9237069886?profile=originalBy David Amoruso

Tommaso Buscetta was the first boss of the Sicilian Mafia to break omerta and tell authorities (almost) all he knew about the secretive criminal brotherhood. Now, Italian filmmakers will produce a big-budget film to tell the story of his life and how he became The Traitor.

That, by the way, is also the movie’s working title. “The Traitor” will be a high-profile project with shooting taking place across the world in Italy, Brazil, and the United States. Italian director Marco Bellocchio will pen the screenplay.

“I am interested in Buscetta’s character because he is a traitor,” Bellocchio told Variety. But, he added, in actuality it wasn’t Buscetta who betrayed the ‘sacred’ principles of Cosa Nostra. “It was [then Cosa Nostra boss] Totò Riina and the Corleonesi Clan.”

This view is one that argues there was a gentle, kind, and respectful version of Cosa Nostra before the vicious Riina seized control. Many would disagree with that view, but it is one many screenwriters and moviemakers have adapted when creating a film about the Mafia as it is a storyline that strikes a chord with the audience.

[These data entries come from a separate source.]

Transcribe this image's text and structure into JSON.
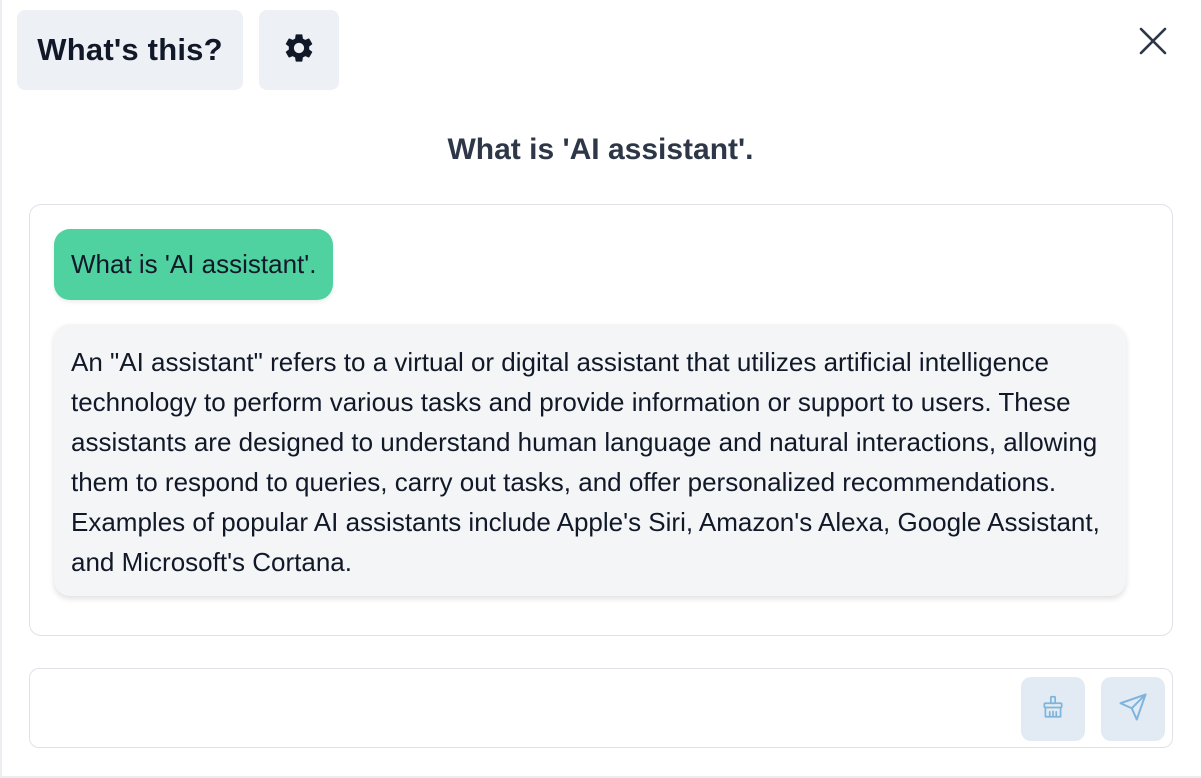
{
  "header": {
    "whats_this_label": "What's this?",
    "settings_icon": "gear-icon",
    "close_icon": "close-icon"
  },
  "title": "What is 'AI assistant'.",
  "chat": {
    "messages": [
      {
        "role": "user",
        "text": "What is 'AI assistant'."
      },
      {
        "role": "assistant",
        "text": "An \"AI assistant\" refers to a virtual or digital assistant that utilizes artificial intelligence technology to perform various tasks and provide information or support to users. These assistants are designed to understand human language and natural interactions, allowing them to respond to queries, carry out tasks, and offer personalized recommendations. Examples of popular AI assistants include Apple's Siri, Amazon's Alexa, Google Assistant, and Microsoft's Cortana."
      }
    ]
  },
  "composer": {
    "value": "",
    "placeholder": "",
    "clear_icon": "broom-icon",
    "send_icon": "send-icon"
  },
  "colors": {
    "user_bubble": "#4fd1a0",
    "assistant_bubble": "#f4f5f7",
    "header_button": "#edf1f5",
    "tool_button": "#e2ebf3",
    "tool_icon": "#7fb4dc",
    "title_text": "#2d3748"
  }
}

It is also the view of Buscetta himself. “Today, the Mafia takes from everybody and gives nothing back,” he testified. “It exists only for the personal benefit of its members. Its members care nothing for the needs of anyone but themselves. […] I have seen so many changes in the organization that I no longer feel bound by the code of omerta or silence.”

In reality, Cosa Nostra had always been a violent, vicious and predatory organization. One that ruled the Sicilian island by fear and intimidation. The only thing that changed was that when Toto Riina and his Corleonesi took over in the 1970s, several other Mafia families lost power and influence. Though they claimed theirs was a gentler Mafia, it was nothing more than a media campaign by those that were on the losing end of the game they themselves have played for so many decades.

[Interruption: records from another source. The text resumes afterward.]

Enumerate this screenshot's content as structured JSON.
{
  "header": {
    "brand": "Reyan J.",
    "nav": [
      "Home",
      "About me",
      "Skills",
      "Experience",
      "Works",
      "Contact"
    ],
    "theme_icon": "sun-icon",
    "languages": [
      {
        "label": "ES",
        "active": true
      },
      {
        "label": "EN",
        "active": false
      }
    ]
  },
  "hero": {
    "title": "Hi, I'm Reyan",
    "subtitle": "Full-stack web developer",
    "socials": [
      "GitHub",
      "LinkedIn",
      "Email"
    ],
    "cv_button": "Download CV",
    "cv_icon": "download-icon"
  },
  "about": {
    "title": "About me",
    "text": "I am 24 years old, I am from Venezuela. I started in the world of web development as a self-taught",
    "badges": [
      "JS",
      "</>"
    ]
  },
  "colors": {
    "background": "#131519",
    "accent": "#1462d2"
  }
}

Among those “losers” was boss Tommaso Buscetta. After he fled to South America to evade Corleonesi hitmen, he was arrested by authorities and deported back to Italy. To escape his hopeless situation, he tried to commit suicide in his cell. When he woke up, realizing he had failed, he decided to cooperate with prosecutors and destroy his enemies in the mob from the other side.

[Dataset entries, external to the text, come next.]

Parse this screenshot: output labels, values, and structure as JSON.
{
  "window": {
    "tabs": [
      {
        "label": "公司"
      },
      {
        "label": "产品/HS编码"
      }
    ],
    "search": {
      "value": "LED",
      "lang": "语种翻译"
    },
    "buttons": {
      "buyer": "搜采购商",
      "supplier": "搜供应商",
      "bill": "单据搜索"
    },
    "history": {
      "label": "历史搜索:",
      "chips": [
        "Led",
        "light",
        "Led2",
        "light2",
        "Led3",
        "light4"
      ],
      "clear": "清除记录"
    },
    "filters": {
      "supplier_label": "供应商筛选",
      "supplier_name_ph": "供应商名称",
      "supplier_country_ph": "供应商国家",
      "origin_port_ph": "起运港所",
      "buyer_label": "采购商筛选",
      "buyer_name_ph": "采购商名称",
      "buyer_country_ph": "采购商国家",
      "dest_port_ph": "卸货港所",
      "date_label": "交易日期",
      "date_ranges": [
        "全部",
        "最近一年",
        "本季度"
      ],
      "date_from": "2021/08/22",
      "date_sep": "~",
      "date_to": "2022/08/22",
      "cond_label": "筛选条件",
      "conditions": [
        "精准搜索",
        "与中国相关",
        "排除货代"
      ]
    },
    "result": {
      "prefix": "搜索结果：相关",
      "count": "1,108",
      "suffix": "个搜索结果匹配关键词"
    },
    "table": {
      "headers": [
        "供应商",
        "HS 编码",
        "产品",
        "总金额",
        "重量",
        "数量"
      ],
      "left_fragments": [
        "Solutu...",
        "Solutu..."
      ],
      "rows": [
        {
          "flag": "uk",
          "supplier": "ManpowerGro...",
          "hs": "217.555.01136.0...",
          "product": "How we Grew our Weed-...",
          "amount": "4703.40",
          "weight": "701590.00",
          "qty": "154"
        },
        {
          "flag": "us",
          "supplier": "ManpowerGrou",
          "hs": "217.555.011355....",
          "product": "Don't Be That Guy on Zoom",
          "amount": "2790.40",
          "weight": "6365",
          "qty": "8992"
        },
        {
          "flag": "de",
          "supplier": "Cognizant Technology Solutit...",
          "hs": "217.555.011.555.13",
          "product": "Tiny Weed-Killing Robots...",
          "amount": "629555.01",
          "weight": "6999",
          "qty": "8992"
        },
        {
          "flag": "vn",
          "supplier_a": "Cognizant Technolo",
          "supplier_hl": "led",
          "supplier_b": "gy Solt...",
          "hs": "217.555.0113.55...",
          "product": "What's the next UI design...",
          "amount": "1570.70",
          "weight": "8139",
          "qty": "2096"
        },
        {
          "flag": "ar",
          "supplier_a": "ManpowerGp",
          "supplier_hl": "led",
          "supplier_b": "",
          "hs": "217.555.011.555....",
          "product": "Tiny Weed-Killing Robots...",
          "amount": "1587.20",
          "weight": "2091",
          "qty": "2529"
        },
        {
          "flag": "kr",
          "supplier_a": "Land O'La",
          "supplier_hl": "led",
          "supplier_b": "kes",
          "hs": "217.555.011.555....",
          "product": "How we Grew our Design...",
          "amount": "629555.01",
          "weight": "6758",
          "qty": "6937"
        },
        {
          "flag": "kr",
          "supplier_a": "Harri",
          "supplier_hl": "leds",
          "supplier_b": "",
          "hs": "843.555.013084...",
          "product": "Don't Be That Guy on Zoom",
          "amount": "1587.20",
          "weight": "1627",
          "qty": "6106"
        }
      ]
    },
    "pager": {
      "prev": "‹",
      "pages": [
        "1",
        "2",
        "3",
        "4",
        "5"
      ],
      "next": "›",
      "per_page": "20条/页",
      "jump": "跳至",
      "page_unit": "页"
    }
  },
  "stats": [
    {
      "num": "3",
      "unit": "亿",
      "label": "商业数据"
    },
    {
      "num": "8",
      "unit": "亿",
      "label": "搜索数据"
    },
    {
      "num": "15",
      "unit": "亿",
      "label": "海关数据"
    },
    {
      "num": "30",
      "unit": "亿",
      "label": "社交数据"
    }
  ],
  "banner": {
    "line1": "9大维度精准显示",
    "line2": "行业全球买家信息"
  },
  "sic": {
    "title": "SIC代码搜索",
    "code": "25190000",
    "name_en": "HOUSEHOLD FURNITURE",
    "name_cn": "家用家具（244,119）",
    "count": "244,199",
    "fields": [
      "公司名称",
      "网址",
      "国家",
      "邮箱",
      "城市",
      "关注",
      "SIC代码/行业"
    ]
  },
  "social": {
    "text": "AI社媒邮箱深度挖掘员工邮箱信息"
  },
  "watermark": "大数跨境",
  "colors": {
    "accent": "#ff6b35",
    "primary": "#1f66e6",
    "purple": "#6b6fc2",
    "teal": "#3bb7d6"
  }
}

Working closely with anti-mafia magistrate Giovanni Falcone he set about detailing Cosa Nostra’s structure, history, bosses and members, its politics, and how it makes its money.

His testimony led to the conviction of 435 bosses and members of Sicilian Cosa Nostra in the Maxi-Trials and 35 Mafiosi in the American Pizza Connection trial busting a billion-dollar heroin pipeline as a result.

After his successful cooperation he was granted U.S. citizenship and a place in the country’s Witness Protection Program. In 2000, he died at age 71 of natural causes at an unknown location somewhere in the United States.

His surviving relatives have approved the making of this film, Variety reports. “It will be based on extensive research done by a team of journalists, testimony from people who knew him, and material in Italian archives.”